Agnes Addison (née Broomfield; c. 1842 – 28 January 1903) was a New Zealand draper.

==Biography==
Addison was born Agnes Broomfield in Edinburgh, Midlothian, Scotland, in about 1842, to Margaret Fairbairn and her husband, Joseph Broomfield. She married New Zealander Robert Addison in Edinburgh on 19 August 1874, and the couple soon moved to the goldfields town of Hokitika in New Zealand's South Island, where Robert had a picture framer and carpenter's business in Revell Street. They arrived in the country in January 1875 aboard the Michael Angelo. They were Presbyterian.

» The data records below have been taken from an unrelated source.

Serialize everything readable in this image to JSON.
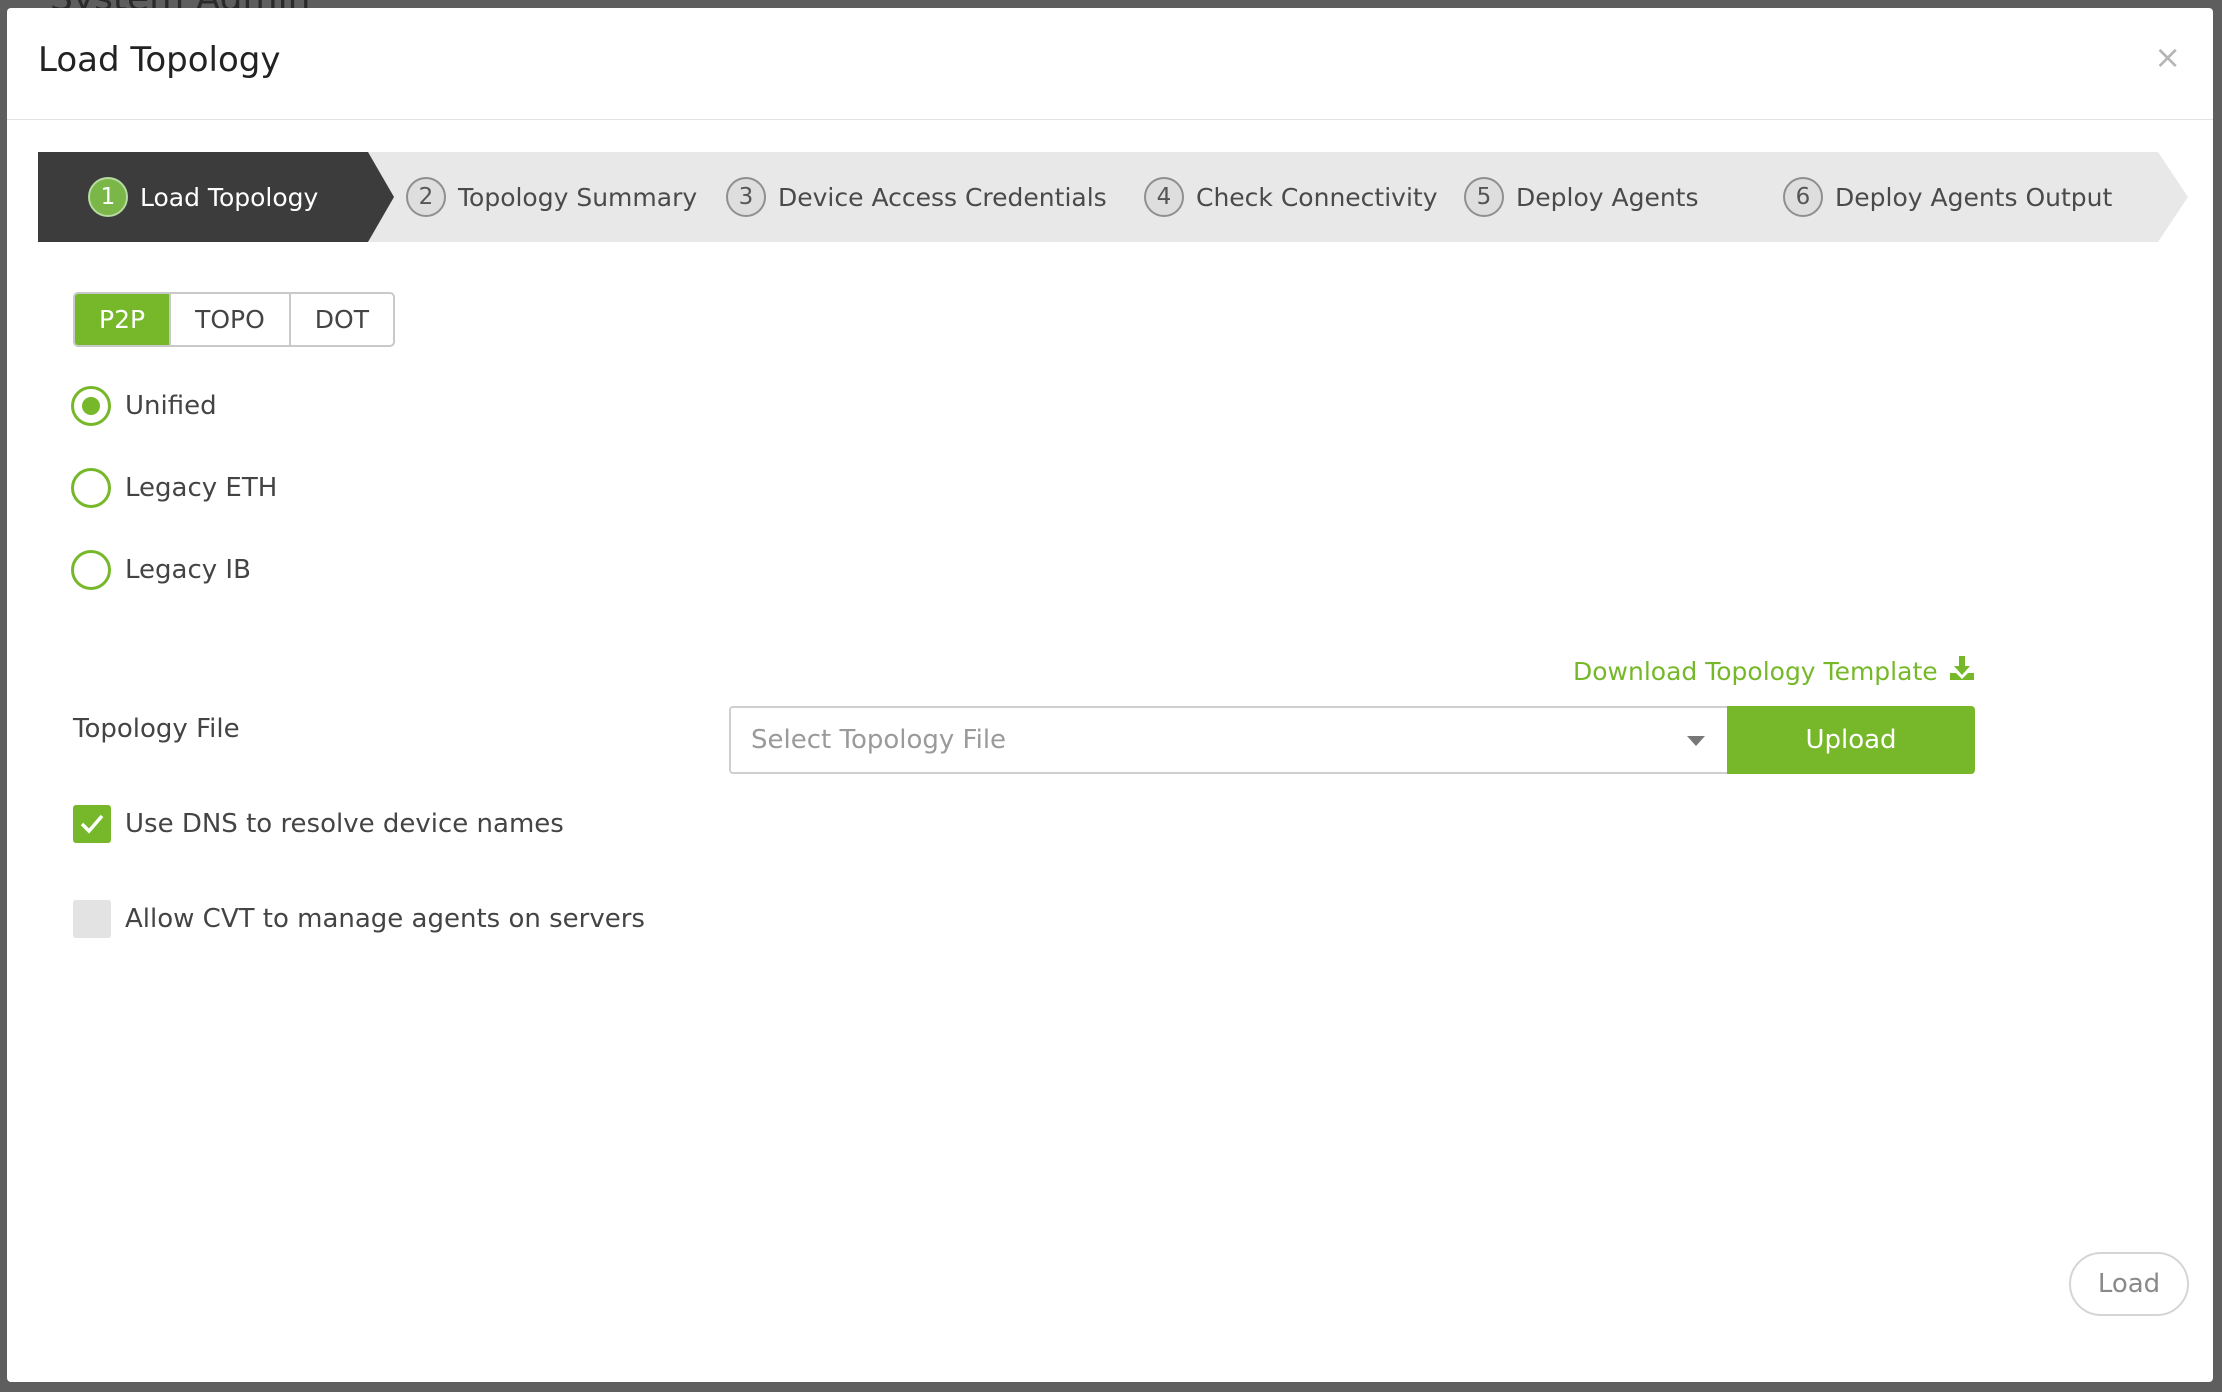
{
  "backdrop": {
    "title": "System Admin"
  },
  "modal": {
    "title": "Load Topology",
    "close_label": "×"
  },
  "wizard": {
    "steps": [
      {
        "num": "1",
        "label": "Load Topology",
        "active": true
      },
      {
        "num": "2",
        "label": "Topology Summary",
        "active": false
      },
      {
        "num": "3",
        "label": "Device Access Credentials",
        "active": false
      },
      {
        "num": "4",
        "label": "Check Connectivity",
        "active": false
      },
      {
        "num": "5",
        "label": "Deploy Agents",
        "active": false
      },
      {
        "num": "6",
        "label": "Deploy Agents Output",
        "active": false
      }
    ]
  },
  "format_tabs": [
    {
      "label": "P2P",
      "selected": true
    },
    {
      "label": "TOPO",
      "selected": false
    },
    {
      "label": "DOT",
      "selected": false
    }
  ],
  "radio_options": [
    {
      "label": "Unified",
      "checked": true
    },
    {
      "label": "Legacy ETH",
      "checked": false
    },
    {
      "label": "Legacy IB",
      "checked": false
    }
  ],
  "download": {
    "label": "Download Topology Template",
    "icon": "download-icon"
  },
  "topology_file": {
    "label": "Topology File",
    "placeholder": "Select Topology File",
    "upload_label": "Upload"
  },
  "checkboxes": [
    {
      "label": "Use DNS to resolve device names",
      "checked": true
    },
    {
      "label": "Allow CVT to manage agents on servers",
      "checked": false
    }
  ],
  "footer": {
    "load_label": "Load"
  },
  "colors": {
    "accent": "#76b82a",
    "active_step_bg": "#3c3c3c",
    "step_bar_bg": "#e8e8e8"
  }
}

Agnes and Robert Addison had four daughters: Margaret (born mid 1875), Alice, Jemima (Jessie), and Agnes. When Robert died in late 1885, Agnes Addison was left with the task of bringing up the four young daughters and also became the sole owner of the Addisons' two stores, in Revell Street and Hamilton Street. The following year she began selling millinery goods such as thread and cloth. By 1890, the business was well-established as a drapery and millinery products store, and expanded in the following years.

==Death and legacy==
Addison died at home in Hokitika on 28 January 1903, and she was buried in Hokitika Cemetery. She had become one of the town's most prominent businesswomen, and the business she established continued to thrive long after the West Coast goldfields were played out. Three of her daughters, Agnes, Jessie and Alice, continued to run the business after her death. It has survived into the 21st century as Addisons Clothing, which still operates on the original Revell Street site.